Juul Labs, the red-hot vaporizer company in which tobacco giant Altria acquired a 35% stake for $12.8 billion last year, has hired its first head of creative marketing, a spokesperson confirmed Tuesday.
Perry Fair recently joined the San Francisco-based business as vp, global creative and design. He reports to chief marketing officer Craig Brommers, who accepted that position in April after spending nearly three years as CMO at the Gap. (Brommers is a retail veteran who previously held similar roles with Abercrombie & Fitch, Calvin Klein and Speedo.)
According to Juul, Fair will “work on communicating how JUUL’s product improves the lives of adult smokers.” The spokesperson said he joined the company, at least in part, because he was “drawn to Juul’s mission” as a former smoker.

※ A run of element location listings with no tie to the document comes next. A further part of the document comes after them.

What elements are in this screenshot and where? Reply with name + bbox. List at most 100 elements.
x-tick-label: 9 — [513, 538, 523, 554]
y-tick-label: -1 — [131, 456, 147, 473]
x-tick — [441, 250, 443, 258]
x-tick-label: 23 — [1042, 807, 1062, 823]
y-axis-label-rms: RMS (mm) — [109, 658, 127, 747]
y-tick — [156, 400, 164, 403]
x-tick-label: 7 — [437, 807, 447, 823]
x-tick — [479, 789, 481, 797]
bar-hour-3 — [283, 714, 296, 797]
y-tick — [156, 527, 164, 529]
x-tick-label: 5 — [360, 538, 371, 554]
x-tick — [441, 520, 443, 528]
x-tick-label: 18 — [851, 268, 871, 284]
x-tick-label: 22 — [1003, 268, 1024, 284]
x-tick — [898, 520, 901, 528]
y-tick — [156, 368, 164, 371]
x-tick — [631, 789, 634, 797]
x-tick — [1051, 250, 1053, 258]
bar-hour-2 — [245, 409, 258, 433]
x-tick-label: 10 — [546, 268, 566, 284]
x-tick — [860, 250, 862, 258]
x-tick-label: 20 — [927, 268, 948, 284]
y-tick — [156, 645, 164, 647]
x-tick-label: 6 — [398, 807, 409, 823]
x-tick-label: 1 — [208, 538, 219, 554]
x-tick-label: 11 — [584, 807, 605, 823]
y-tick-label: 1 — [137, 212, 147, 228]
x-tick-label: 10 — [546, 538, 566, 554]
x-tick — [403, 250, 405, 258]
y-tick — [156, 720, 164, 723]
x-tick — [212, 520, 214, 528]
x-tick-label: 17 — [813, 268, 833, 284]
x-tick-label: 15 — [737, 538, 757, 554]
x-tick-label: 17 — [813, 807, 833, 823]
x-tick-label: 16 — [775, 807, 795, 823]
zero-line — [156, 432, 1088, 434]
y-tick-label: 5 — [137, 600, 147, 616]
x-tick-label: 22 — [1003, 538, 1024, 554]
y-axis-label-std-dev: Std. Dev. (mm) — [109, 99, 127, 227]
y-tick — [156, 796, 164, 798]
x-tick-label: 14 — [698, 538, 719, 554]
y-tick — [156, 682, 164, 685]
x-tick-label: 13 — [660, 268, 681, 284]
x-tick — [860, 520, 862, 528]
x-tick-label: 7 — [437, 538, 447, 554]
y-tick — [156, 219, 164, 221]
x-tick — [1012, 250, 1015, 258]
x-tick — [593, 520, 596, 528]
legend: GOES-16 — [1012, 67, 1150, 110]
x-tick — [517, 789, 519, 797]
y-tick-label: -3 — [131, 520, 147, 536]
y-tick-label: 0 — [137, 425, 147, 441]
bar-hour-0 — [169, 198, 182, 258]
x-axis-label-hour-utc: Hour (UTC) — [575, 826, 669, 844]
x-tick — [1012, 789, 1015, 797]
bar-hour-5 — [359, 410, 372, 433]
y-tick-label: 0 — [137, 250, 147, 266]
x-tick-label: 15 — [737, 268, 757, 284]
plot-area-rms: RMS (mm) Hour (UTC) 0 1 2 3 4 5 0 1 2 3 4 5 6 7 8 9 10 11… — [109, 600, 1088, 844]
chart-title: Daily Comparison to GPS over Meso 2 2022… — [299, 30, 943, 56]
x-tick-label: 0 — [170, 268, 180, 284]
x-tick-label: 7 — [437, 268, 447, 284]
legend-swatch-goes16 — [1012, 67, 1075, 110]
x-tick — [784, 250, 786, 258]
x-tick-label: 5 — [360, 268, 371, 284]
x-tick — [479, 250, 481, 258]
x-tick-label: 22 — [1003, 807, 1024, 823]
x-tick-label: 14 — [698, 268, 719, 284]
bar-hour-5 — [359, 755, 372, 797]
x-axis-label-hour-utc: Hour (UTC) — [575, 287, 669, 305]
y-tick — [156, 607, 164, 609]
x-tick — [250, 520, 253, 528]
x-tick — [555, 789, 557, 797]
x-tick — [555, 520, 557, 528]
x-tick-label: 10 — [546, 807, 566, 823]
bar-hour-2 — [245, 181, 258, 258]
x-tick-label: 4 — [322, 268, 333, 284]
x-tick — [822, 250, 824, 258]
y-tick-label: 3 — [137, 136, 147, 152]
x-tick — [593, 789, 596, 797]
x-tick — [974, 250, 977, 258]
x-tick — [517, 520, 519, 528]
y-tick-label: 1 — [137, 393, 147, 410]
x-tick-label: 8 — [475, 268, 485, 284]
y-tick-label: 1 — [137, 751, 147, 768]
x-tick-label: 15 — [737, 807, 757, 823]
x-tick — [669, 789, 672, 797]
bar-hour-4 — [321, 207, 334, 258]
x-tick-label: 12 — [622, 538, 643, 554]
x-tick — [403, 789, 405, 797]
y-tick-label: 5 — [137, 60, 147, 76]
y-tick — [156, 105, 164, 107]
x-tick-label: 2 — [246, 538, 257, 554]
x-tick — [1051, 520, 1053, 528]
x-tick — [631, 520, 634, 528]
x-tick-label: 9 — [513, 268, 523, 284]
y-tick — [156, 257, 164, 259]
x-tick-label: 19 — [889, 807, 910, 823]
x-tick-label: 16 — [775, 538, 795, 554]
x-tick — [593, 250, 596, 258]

Fair most recently served as head of partnerships at Red Bull Media House and vp of global creative at Beats by Dre, but he also brings an extensive agency background to the new role, having held top roles at JWT, TBWAChiatDay, Grey and Burrell Communications, among others. His online portfolio includes a variety of work ranging from Beats, the NFL and Nissan to, perhaps appropriately, the anti-smoking group Truth.
Fair did not respond to a request for comment this week.
Juul declined to elaborate on the nature of its marketing work beyond linking to the homepage of its “Make the Switch” campaign and another page outlining a “strict adherence” to guidelines that forbid any marketing or other commercial work designed to appeal to consumers under the age of 21. (Since Juul products contain nicotine, their sale is very tightly regulated by the federal government.)
The aforementioned campaign primarily consists of one-on-one interviews with former smokers who claim that Juul products helped them stop using combustible tobacco.
Last year, Adweek’s AgencySpy reported that DDB New York won Juul’s advertising business in a creative review as the company continued its rapid growth. According to parties familiar with the matter, a group of Omnicom properties, including that agency, currently handles external marketing work for the client. CP+B executive and anti-smoking activist Alex Bogusky later called DDB out by name on his video podcast, calling Juul’s marketing efforts “deceptive.”
DDB declined to comment for this story, and Omnicom did not immediately respond to a related email. Juul declined to comment on its relationship with the holding company.
Juul faces more challenges than most companies when it comes to marketing its products, despite their runaway popularity. After announcing plans to crack down on retailers selling vape products to teenagers in an April 2018 release and issuing a September statement regarding a re-evaluation of its compliance policy for Juul and similar products in terms of current regulations regarding the sale of tobacco and nicotine, the Food and Drug Administration raided the company’s headquarters in October, seizing thousands of documents specifically related to its sales and marketing practices.
As the company increasingly pitches itself to insurers as an anti-tobacco aid, hiring addiction researchers and healthcare executives, the federal government and smoking advocacy groups have taken up the fight.
This week, the FDA’s “The Real Cost” campaign, created by FCB, ran its first explicitly anti-vaping ad, and Truth—the very group for which Juul’s new marketing executive formerly created ads—issued a statement in May arguing that Juul’s disclaimer about how its products are not intended to be used to help consumers quit smoking or using nicotine altogether is “insufficient to overcome the cessation claims in JUUL’s ads.”
The new FDA ad features street magician Julius Dein arguing that teens who begin vaping are more likely to smoke real cigarettes.
In June, former FDA director Scott Gottlieb told CNBC he thought it would be difficult for Juul to satisfy the federal government’s 10-month deadline to submit its products for approval in the market. A U.S. District Court previously ruled that the FDA had exceeded its authority by giving Juul and others like it until 2022 to file for approval.